Most people know very little about Romania. For most of them, Romania and Transylvania are the same thing: a place where vampires live, Dracula still rules the lands, hordes of stray dogs roam the streets while beggars and poverty and orphans are hidden behind the concrete walls of ugly communist buildings…
Is Romania a third world country? Is it dangerous so that visiting it or moving here would be a risk? Are vampires sucking your blood if you go out after dark?
The questions above (well, maybe just the first two of them) are usually asked by people who have to go to Romania and I will answer the first one in today’s article, while the second was already answered in the article I linked to.
Romania, a 3rd world country?
Originally, “third world country” referred to countries which, during the mid-70s (the Cold War era) were not aligned to either US & Allies or Soviets & Allies.
However, today, “third world” mostly refers to developing nations. This is actually a politically correct term that basically refers to a very poor country which still has a lot to improve in many areas, from infrastructure to quality of life, from corruption to medical services and everything in between.
So our questions should turn from “Is Romania a Third World Country” to “Is Romania a Developing Country?”
The sad truth – for Romanians at least – is that yes, Romania is a developing country, according to the International Monetary fund (and common sense, I would say).
On a happier note, there are 154 countries considered “developing countries” out of the total of 196 in the world, according to that list. Some big name countries that are still considered “developing countries” are China, Russia, Turkey or South Africa. On the same list, we have countries that I know very little about, like the Kyrgyz Republic, Lao PDR or Timor Leste.
So putting all these countries in the same bucket is definitely not the best choice, but this is how things stand at the moment.
Yes, they might all be officially developing or third world countries, but you can’t compare Romania to China in terms of development, nor Vanuatu with Russia. Actually, you can rarely look at two countries on that list and say that you’d get a similar life if you choose either of them. Or that they should be avoided at all costs.
Thailand and Indonesia are, in the end, on the list of developing countries and there are so many world travelers and expats living there and loving every second of it – and for all the right reasons!
The same goes with most South American countries or even other European countries that are still “developing”: Croatia, Poland or Hungary, to name a few.
Not to mention the fact that both Russia and China – both officially developing countries or third world countries by our logic – are two of the world’s superpowers. So there’s a lot of nuance to consider here.
So even though technically a country is considered part of the third world, things will probably be not as bad as this unwanted title make it sound.

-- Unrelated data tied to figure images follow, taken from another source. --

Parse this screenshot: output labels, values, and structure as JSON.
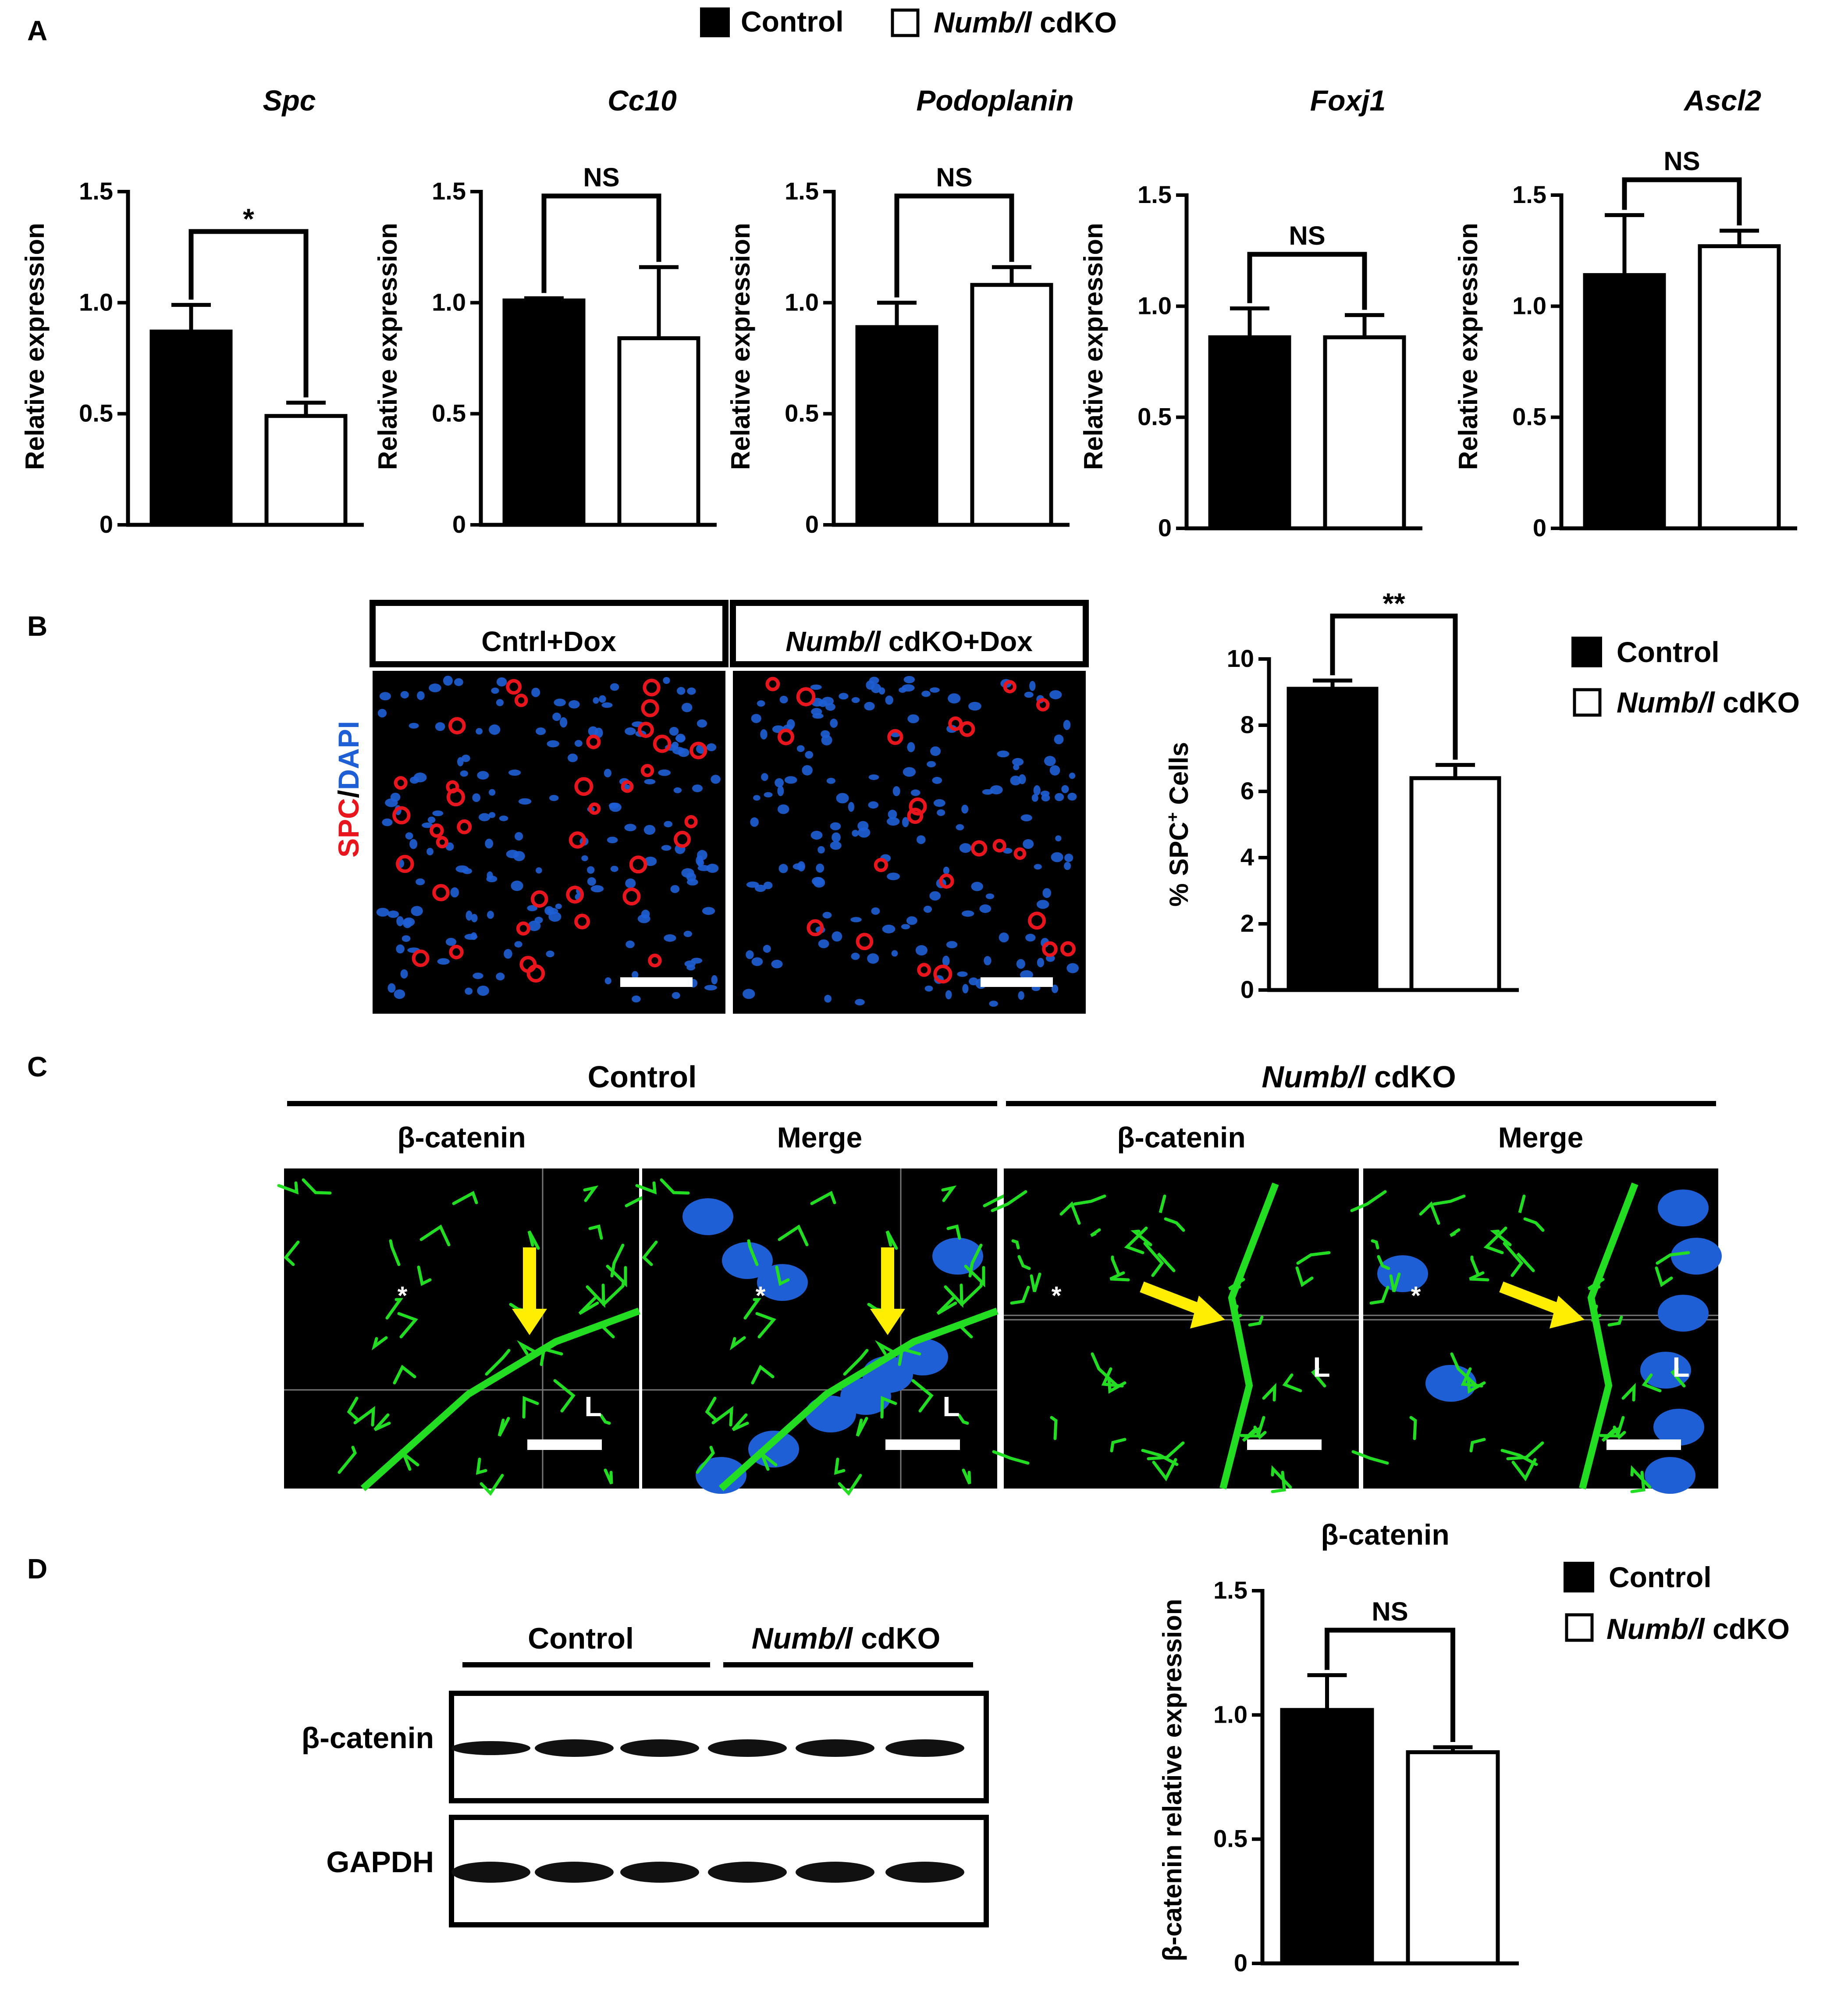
{
  "figure": {
    "panels": [
      {
        "id": "A",
        "label": "A"
      },
      {
        "id": "B",
        "label": "B"
      },
      {
        "id": "C",
        "label": "C"
      },
      {
        "id": "D",
        "label": "D"
      }
    ],
    "legend_top": {
      "control": "Control",
      "cdko_italic": "Numb/l",
      "cdko_rest": " cdKO"
    }
  },
  "colors": {
    "control_fill": "#000000",
    "cdko_fill": "#ffffff",
    "axis": "#000000",
    "arrow": "#ffee00",
    "scalebar": "#ffffff",
    "spc_red": "#e8151c",
    "dapi_blue": "#1f5fd6",
    "catenin_green": "#22dd22"
  },
  "chart_data": [
    {
      "panel": "A",
      "type": "bar",
      "title": "Spc",
      "ylabel": "Relative expression",
      "categories": [
        "Control",
        "Numb/l cdKO"
      ],
      "values": [
        0.87,
        0.49
      ],
      "errors": [
        0.12,
        0.06
      ],
      "ylim": [
        0,
        1.5
      ],
      "yticks": [
        "0",
        "0.5",
        "1.0",
        "1.5"
      ],
      "significance": "*"
    },
    {
      "panel": "A",
      "type": "bar",
      "title": "Cc10",
      "ylabel": "Relative expression",
      "categories": [
        "Control",
        "Numb/l cdKO"
      ],
      "values": [
        1.01,
        0.84
      ],
      "errors": [
        0.01,
        0.32
      ],
      "ylim": [
        0,
        1.5
      ],
      "yticks": [
        "0",
        "0.5",
        "1.0",
        "1.5"
      ],
      "significance": "NS"
    },
    {
      "panel": "A",
      "type": "bar",
      "title": "Podoplanin",
      "ylabel": "Relative expression",
      "categories": [
        "Control",
        "Numb/l cdKO"
      ],
      "values": [
        0.89,
        1.08
      ],
      "errors": [
        0.11,
        0.08
      ],
      "ylim": [
        0,
        1.5
      ],
      "yticks": [
        "0",
        "0.5",
        "1.0",
        "1.5"
      ],
      "significance": "NS"
    },
    {
      "panel": "A",
      "type": "bar",
      "title": "Foxj1",
      "ylabel": "Relative expression",
      "categories": [
        "Control",
        "Numb/l cdKO"
      ],
      "values": [
        0.86,
        0.86
      ],
      "errors": [
        0.13,
        0.1
      ],
      "ylim": [
        0,
        1.5
      ],
      "yticks": [
        "0",
        "0.5",
        "1.0",
        "1.5"
      ],
      "significance": "NS"
    },
    {
      "panel": "A",
      "type": "bar",
      "title": "Ascl2",
      "ylabel": "Relative expression",
      "categories": [
        "Control",
        "Numb/l cdKO"
      ],
      "values": [
        1.14,
        1.27
      ],
      "errors": [
        0.27,
        0.07
      ],
      "ylim": [
        0,
        1.5
      ],
      "yticks": [
        "0",
        "0.5",
        "1.0",
        "1.5"
      ],
      "significance": "NS"
    },
    {
      "panel": "B",
      "type": "bar",
      "title": "",
      "ylabel_main": "% SPC",
      "ylabel_sup": "+",
      "ylabel_end": " Cells",
      "categories": [
        "Control",
        "Numb/l cdKO"
      ],
      "values": [
        9.1,
        6.4
      ],
      "errors": [
        0.25,
        0.4
      ],
      "ylim": [
        0,
        10
      ],
      "yticks": [
        "0",
        "2",
        "4",
        "6",
        "8",
        "10"
      ],
      "significance": "**",
      "legend": [
        "Control",
        "Numb/l cdKO"
      ]
    },
    {
      "panel": "D",
      "type": "bar",
      "title": "β-catenin",
      "ylabel": "β-catenin relative expression",
      "categories": [
        "Control",
        "Numb/l cdKO"
      ],
      "values": [
        1.02,
        0.85
      ],
      "errors": [
        0.14,
        0.02
      ],
      "ylim": [
        0,
        1.5
      ],
      "yticks": [
        "0",
        "0.5",
        "1.0",
        "1.5"
      ],
      "significance": "NS",
      "legend": [
        "Control",
        "Numb/l cdKO"
      ]
    }
  ],
  "panel_b": {
    "image_titles": [
      {
        "italic": "",
        "rest": "Cntrl+Dox"
      },
      {
        "italic": "Numb/l",
        "rest": " cdKO+Dox"
      }
    ],
    "stain_label": {
      "spc": "SPC",
      "slash": "/",
      "dapi": "DAPI"
    }
  },
  "panel_c": {
    "group_headers": [
      {
        "italic": "",
        "rest": "Control"
      },
      {
        "italic": "Numb/l",
        "rest": " cdKO"
      }
    ],
    "column_labels": [
      "β-catenin",
      "Merge",
      "β-catenin",
      "Merge"
    ],
    "asterisk": "*",
    "lumen": "L"
  },
  "panel_d": {
    "group_labels": [
      {
        "italic": "",
        "rest": "Control"
      },
      {
        "italic": "Numb/l",
        "rest": " cdKO"
      }
    ],
    "blot_labels": [
      "β-catenin",
      "GAPDH"
    ]
  }
}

Sure, you can’t expect to find in Romania the infrastructure, economic power and even the same mentality as you will get in first world countries – from the US to Germany to Australia, but it’s really not that bad either!
It all depends on what your expectations are. Most likely, if you come from a first world country or a country that’s more developed than Romania, you will feel the limitations more than others would.
However, this doesn’t mean that Romania – or any other developing country on the list – is not extremely enjoyable for most of the people.
No place out there is perfect and Romania definitely has its own problems. Depending on your situation, you will get hit with more or fewer of them. If you’re just traveling here for a few days or weeks, you will most likely enjoy the experience and feel that there’s nothing wrong with the country.
If you plan to move here and spend more time – months or years – you will start to notice more and more areas that need to be developed. I doubt that there’s any country on Earth where that won’t happen, though!
In the larger cities – and even the smaller ones – a lot has been invested, so roads are better and safer, things look better, the buildings are being repaired and new ones are being built constantly. Romania is safe, Romanians are generally friendly and you can find all the luxury and the products that you would anywhere else in the world.
So in the end it all depends on you: will you let these problems ruin your experience or consider them part of the package and leave them behind, enjoying the good stuff that Romania has to offer? I personally believe that we should leave this “first world” and “third world” country rankings behind!
Yes, Romania is considered a developing country officially, but this is based on some truly outdated methods and ranking systems. Things have changed a lot, many countries caught up and few were left behind. Poverty makes things worse – and Romania is by no means a country where its citizens are rich – but still, calling it “third world” sounds a bit wrong and definitely an exaggeration.
Like many countries of this “list of shame,” Romania has a lot to offer and is appreciated by most people who visit, so don’t let this “first world / third world” thing influence you in any way. There’s a lot to love about Romania and all the other developing countries in the world.